Scalable regression calibration approaches to correcting measurement error in multi-level generalized functional linear regression models with heteroscedastic measurement errors

2023 年 5 月 22 日

翻译：可扩展回归校准方法在异方差测量误差的多层广义函数线性回归模型中校正测量误差

Roger S. Zoh,Yuanyuan Luan,Erjia Cui,Xiaoxin Yu,Heyang Ji,Sneha Jadhav,Carmen D. Tekwe

Wearable devices permit the continuous monitoring of biological processes, such as blood glucose metabolism, and behavior, such as sleep quality and physical activity. The continuous monitoring often occurs in epochs of 60 seconds over multiple days, resulting in high dimensional longitudinal curves that are best described and analyzed as functional data. From this perspective, the functional data are smooth, latent functions obtained at discrete time intervals and prone to homoscedastic white noise. However, the assumption of homoscedastic errors might not be appropriate in this setting because the devices collect the data serially. While researchers have previously addressed measurement error in scalar covariates prone to errors, less work has been done on correcting measurement error in high dimensional longitudinal curves prone to heteroscedastic errors. We present two new methods for correcting measurement error in longitudinal functional curves prone to complex measurement error structures in multi-level generalized functional linear regression models. These methods are based on two-stage scalable regression calibration. We assume that the distribution of the scalar responses and the surrogate measures prone to heteroscedastic errors both belong in the exponential family and that the measurement errors follow Gaussian processes. In simulations and sensitivity analyses, we established some finite sample properties of these methods. In our simulations, both regression calibration methods for correcting measurement error performed better than estimators based on averaging the longitudinal functional data and using observations from a single day. We also applied the methods to assess the relationship between physical activity and type 2 diabetes in community dwelling adults in the United States who participated in the National Health and Nutrition Examination Survey.

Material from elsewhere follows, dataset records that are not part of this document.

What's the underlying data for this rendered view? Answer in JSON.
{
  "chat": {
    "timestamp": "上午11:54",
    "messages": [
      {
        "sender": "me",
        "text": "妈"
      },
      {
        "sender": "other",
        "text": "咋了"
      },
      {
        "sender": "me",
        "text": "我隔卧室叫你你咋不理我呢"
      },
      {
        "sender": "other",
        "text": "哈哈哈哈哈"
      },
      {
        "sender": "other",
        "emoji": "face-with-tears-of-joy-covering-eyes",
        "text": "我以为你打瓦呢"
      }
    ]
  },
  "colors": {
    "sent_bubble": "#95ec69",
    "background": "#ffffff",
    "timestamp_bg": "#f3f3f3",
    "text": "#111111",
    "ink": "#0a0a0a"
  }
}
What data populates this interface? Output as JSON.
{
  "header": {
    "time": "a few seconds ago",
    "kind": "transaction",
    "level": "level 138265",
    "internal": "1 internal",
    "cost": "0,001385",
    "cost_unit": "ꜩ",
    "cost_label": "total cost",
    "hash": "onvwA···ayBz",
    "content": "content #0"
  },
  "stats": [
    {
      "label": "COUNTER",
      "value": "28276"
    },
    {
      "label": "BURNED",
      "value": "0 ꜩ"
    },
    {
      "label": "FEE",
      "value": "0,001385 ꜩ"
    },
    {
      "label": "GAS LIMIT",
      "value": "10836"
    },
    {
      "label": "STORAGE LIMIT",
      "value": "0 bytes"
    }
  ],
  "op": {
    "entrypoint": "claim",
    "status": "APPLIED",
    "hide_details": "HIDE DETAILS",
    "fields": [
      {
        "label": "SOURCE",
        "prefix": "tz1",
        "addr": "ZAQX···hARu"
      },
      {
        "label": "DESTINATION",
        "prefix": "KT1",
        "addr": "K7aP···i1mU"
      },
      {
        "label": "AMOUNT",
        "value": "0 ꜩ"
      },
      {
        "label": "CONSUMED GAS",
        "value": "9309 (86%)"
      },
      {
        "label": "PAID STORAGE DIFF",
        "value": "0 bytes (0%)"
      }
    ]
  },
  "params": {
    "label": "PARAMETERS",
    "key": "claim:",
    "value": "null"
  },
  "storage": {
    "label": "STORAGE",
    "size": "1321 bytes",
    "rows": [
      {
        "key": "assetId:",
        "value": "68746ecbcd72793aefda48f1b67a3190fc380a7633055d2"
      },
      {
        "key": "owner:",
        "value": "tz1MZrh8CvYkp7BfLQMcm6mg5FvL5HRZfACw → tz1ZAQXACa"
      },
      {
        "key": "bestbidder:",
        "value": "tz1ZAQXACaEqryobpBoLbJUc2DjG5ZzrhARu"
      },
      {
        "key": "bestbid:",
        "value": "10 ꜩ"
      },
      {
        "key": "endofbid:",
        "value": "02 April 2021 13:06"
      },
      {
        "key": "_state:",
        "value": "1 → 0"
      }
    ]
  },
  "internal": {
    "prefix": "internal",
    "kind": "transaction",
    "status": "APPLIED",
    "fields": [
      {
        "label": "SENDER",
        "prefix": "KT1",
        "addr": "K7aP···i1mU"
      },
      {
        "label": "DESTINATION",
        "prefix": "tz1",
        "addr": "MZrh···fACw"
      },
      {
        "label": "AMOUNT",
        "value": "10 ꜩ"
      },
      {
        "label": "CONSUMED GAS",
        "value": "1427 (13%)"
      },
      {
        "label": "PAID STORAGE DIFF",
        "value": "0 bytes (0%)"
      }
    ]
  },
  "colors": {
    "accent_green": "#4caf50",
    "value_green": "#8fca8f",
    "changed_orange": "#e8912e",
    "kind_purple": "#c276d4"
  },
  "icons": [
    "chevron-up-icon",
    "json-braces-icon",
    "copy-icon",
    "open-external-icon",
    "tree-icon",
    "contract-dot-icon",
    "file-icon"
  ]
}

翻译：可穿戴设备能够持续监测生物过程（如血糖代谢）和行为（如睡眠质量与体力活动）。这种持续监测通常以60秒为间隔持续数天，产生的高维纵向曲线最适合作为函数数据进行分析。从该视角看，函数数据是离散时间点观测到的光滑潜在函数，易受同方差白噪声影响。然而，由于设备按序列采集数据，同方差误差假设在此场景下可能不适用。尽管已有研究处理过含测量误差的标量协变量，但针对高维纵向曲线中异方差测量误差的校正研究尚不充分。本文提出两种新方法，用于纠正多层广义函数线性回归模型中具有复杂测量误差结构的纵向函数曲线误差，这些方法基于两阶段可扩展回归校准。我们假设标量响应变量与易受异方差误差影响的代理测量值均服从指数族分布，且测量误差遵循高斯过程。通过模拟与敏感性分析，我们验证了这些方法的有限样本性质。在模拟中，两种回归校准方法在校正测量误差方面的表现均优于基于纵向函数数据均值化或单日观测值的估计量。我们还将该方法应用于评估参与美国国家健康与营养调查的社区成年居民中体力活动与2型糖尿病的关系。